Barely a day after retiring to consider their verdicts, the jury cleared former ICAP brokers Colin Goodman and Danny Wilkinson, former RP Martin brokers Terry Farr and James Gilmour and former Tullett Prebon broker Noel Cryan of conspiracy to rig the London interbank offered rate (Libor), which helps set borrowing costs for about $450 trillion of loans globally.

Former ICAP broker Darrell Read, who was charged with two counts of conspiracy to defraud, was acquitted on one count but the jury had yet to reach a verdict on the second on Wednesday.

The world’s third Libor trial, that kicked off four months ago, comes more than seven years after U.S. regulators first examined how Libor rates were set.

That U.S. scrutiny sowed the seeds of a global investigation that has culminated in authorities fining leading banks and brokerages $9 billion, charging about 30 people and overhauling how benchmarks such as Libor are policed.

The SFO alleged the six men helped Tokyo-based Hayes – the first person convicted by a jury of Libor manipulation offenses – persuade bank clients to skew interbank borrowing rates to suit his trading position.

Defense lawyers told the jury the defendants were scapegoats for a fundamentally flawed financial system, which was self-governing, and that the trial was unfair and unjust.

Despite the swift verdicts, SFO head David Green defended the agency’s decision to bring the prosecutions.

“The key issue in this trial was whether these defendants were party to a dishonest agreement with Tom Hayes,” he said in a statement. “By their verdicts the jury have said that they could not be sure that this was the case.

“Nobody could sensibly suggest that these charges should not have been brought and considered by a jury,” Green said.

Former UBS and Citigroup trader Hayes, who earned about $300 million for his banks between 2006 and 2010, was jailed for 14 years in August, although the sentence was reduced to 11 years on appeal.

HYPOCRISY

Most of the six men on trial, aged between 44 and 54, told the court they had either exaggerated their influence over Libor rates to appease Hayes, whom they described as a volatile but valuable client, or had just pretending to do his bidding.

Only Farr, who left school at 15, said he sought to help Hayes by passing on his requests for lower or higher Libor rates. But he said he did not know he was doing anything wrong.

Some lawyers said the SFO, whose independent future is often questioned by critics, should not be judged too harshly by the outcome of one complex trial – although one lawyer noted the costly investigation was targeting relatively low-level staff.

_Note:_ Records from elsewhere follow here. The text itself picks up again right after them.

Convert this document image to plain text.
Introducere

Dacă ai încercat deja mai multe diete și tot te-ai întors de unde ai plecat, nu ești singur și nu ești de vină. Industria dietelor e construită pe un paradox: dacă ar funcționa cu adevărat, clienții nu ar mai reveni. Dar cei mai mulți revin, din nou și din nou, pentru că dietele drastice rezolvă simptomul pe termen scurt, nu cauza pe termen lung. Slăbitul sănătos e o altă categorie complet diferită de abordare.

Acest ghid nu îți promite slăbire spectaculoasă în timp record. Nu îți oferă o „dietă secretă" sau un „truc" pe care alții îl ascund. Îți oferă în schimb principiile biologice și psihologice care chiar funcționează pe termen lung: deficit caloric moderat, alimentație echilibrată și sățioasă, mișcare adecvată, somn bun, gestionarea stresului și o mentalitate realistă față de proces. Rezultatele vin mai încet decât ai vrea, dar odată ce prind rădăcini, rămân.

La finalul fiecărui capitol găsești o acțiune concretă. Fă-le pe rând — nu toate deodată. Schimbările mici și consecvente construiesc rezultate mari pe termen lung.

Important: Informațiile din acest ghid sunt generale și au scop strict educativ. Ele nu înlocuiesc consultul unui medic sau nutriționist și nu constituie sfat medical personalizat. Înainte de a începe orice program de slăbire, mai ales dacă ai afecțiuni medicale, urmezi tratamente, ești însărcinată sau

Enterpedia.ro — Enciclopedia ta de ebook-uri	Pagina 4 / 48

“Ultimately, there is a hypocrisy in charging brokers,” said Matthew Frankland, partner at Byrne and Partners, which represented Wilkinson. “Brokers do not work for banks, they play no part in the Libor submission process and are not and never were regulated … in relation to their Libor predictions.”

A spokesman for Tullett said the company noted the jury’s findings in relation to Cryan but had nothing to add. ICAP declined to comment and a call to RP Martin went unanswered.